You can wrap a channel around a stream and then feed it through a pipe as a previous poster described, but you must dedicate a thread per stream to make it work properly. This is not a failing of NIO but rather a limitation of streams. You can't multiplex streams, you can only multiplex channels.
In a case like this you're multiplexing the channel the stream is feeding, not the stream itself. You must dedicate a thread to service each stream.
The most likely scenario is multiplexing a large number of socket connections, which should be instances of SocketChannel. Spinning off one thread to watch stdio is not too much of a penalty.
I have some sample code which encapsulates System.in as a selectable channel on the Java NIO site. Look at SystemInPipe.java and TestStdin.java
but you must dedicate a thread per stream to make it work properly. This is not a failing of NIO but rather a limitation of streams.
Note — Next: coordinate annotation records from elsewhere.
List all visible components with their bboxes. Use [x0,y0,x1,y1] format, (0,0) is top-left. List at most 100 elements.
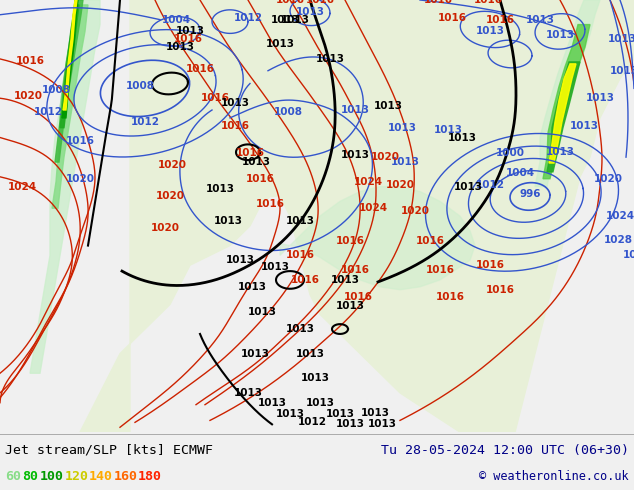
Text: 1013: 1013 [306,398,335,408]
Text: 1013: 1013 [242,157,271,167]
Text: 1013: 1013 [545,30,574,40]
Text: 1013: 1013 [165,42,195,52]
Text: 1013: 1013 [240,348,269,359]
Text: 1013: 1013 [271,15,299,24]
Text: 180: 180 [138,469,162,483]
Text: 1013: 1013 [335,301,365,312]
Text: 1016: 1016 [256,199,285,209]
Text: 1008: 1008 [41,85,70,96]
Text: 1020: 1020 [593,174,623,184]
Text: 1020: 1020 [385,180,415,190]
Text: 1013: 1013 [316,54,344,64]
Text: 1020: 1020 [65,174,94,184]
Polygon shape [280,187,475,290]
Text: 1013: 1013 [301,373,330,383]
Text: 1020: 1020 [401,206,429,216]
Text: 1016: 1016 [245,174,275,184]
Text: 1016: 1016 [340,265,370,275]
Polygon shape [52,5,88,208]
Text: 1016: 1016 [415,236,444,245]
Text: 1016: 1016 [285,250,314,260]
Text: 1020: 1020 [150,223,179,233]
Text: 1013: 1013 [476,26,505,36]
Polygon shape [543,24,590,179]
Text: Jet stream/SLP [kts] ECMWF: Jet stream/SLP [kts] ECMWF [5,443,213,457]
Text: 1013: 1013 [361,408,389,417]
Text: 1013: 1013 [205,184,235,194]
Polygon shape [80,0,634,432]
Text: 1013: 1013 [176,26,205,36]
Text: 1024: 1024 [358,203,387,213]
Text: 1016: 1016 [486,15,515,24]
Text: 996: 996 [519,190,541,199]
Text: 1013: 1013 [295,7,325,17]
Text: 1016: 1016 [424,0,453,5]
Text: 1016: 1016 [186,64,214,74]
Text: 1016: 1016 [221,121,250,131]
Text: 1024: 1024 [353,177,382,187]
Text: 1024: 1024 [8,182,37,192]
Text: 1013: 1013 [373,101,403,111]
Text: 1004: 1004 [162,15,191,24]
Text: 1013: 1013 [368,419,396,429]
Text: 1013: 1013 [391,157,420,167]
Polygon shape [63,0,77,110]
Text: 1013: 1013 [569,121,598,131]
Text: 1012: 1012 [233,13,262,23]
Text: 1016: 1016 [65,136,94,147]
Text: 1016: 1016 [276,0,304,5]
Text: 60: 60 [5,469,21,483]
Text: 160: 160 [113,469,138,483]
Text: 1013: 1013 [295,348,325,359]
Text: Tu 28-05-2024 12:00 UTC (06+30): Tu 28-05-2024 12:00 UTC (06+30) [381,443,629,457]
Text: 1024: 1024 [605,211,634,221]
Text: 1016: 1016 [306,0,335,5]
Text: 1013: 1013 [340,105,370,115]
Text: 1013: 1013 [280,15,309,24]
Text: 1013: 1013 [335,419,365,429]
Text: 1020: 1020 [157,160,186,170]
Text: 1012: 1012 [34,107,63,117]
Text: 80: 80 [22,469,39,483]
Text: 1012: 1012 [297,417,327,427]
Text: 1016: 1016 [436,292,465,302]
Text: 1013: 1013 [257,398,287,408]
Text: 1013: 1013 [453,182,482,192]
Text: 1016: 1016 [174,34,202,44]
Text: 1016: 1016 [290,275,320,285]
Text: 1013: 1013 [330,275,359,285]
Text: 1008: 1008 [273,107,302,117]
Text: 101: 101 [623,250,634,260]
Polygon shape [547,62,580,172]
Text: 140: 140 [89,469,113,483]
Polygon shape [549,64,576,163]
Text: 1013: 1013 [276,410,304,419]
Text: © weatheronline.co.uk: © weatheronline.co.uk [479,469,629,483]
Text: 1013: 1013 [609,66,634,76]
Text: 1013: 1013 [226,255,254,265]
Text: 1016: 1016 [335,236,365,245]
Text: 120: 120 [65,469,88,483]
Text: 1013: 1013 [434,124,462,135]
Text: 1016: 1016 [344,292,373,302]
Text: 1020: 1020 [155,192,184,201]
Text: 1013: 1013 [238,282,266,292]
Polygon shape [60,5,79,128]
Text: 1016: 1016 [425,265,455,275]
Text: 1013: 1013 [261,262,290,272]
Polygon shape [55,0,83,162]
Text: 1013: 1013 [285,324,314,334]
Text: 1012: 1012 [476,180,505,190]
Text: 1013: 1013 [325,410,354,419]
Text: 1012: 1012 [131,117,160,127]
Text: 1013: 1013 [545,147,574,157]
Text: 1013: 1013 [340,150,370,160]
Polygon shape [30,0,100,373]
Text: 1016: 1016 [437,13,467,23]
Text: 100: 100 [40,469,64,483]
Text: 1016: 1016 [235,148,264,158]
Text: 1028: 1028 [604,235,633,245]
Text: 1013: 1013 [266,39,295,49]
Text: 1016: 1016 [474,0,503,5]
Text: 1013: 1013 [233,388,262,398]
You can't multiplex streams, you can only multiplex channels.
So, the fact that you can't multiplex streams is because streams block and NIO Channels decorate the streams with non-blocking features in addition to the ability to interrogate a stream whether its ready for read/write ?
[ April 15, 2003: Message edited by: Jim Yingst ]
This is not the sort of decoration done within the java.io package where, for example, a BufferedReader adds functionality to a Reader.
What we're talking about here is more of an adapter. A stream object is accessed by one side of the adapter which presents a channel API to its clients.
The non-blocking capability provided by the Pipe and its dedicated thread could be considered a decorator of the adapter. It takes a simple channel (the adapted stream) and decorates it with a pipeline to present a non-blocking channel to its clients.
The thread is there to transfer data from the simple, blocking channel to the sink end of the Pipe. This allows the source end of the Pipe to present a ready indication when new data arrives. This essentially simulates what happens in the low-level implementations of SocketChannels when the socket data arrives.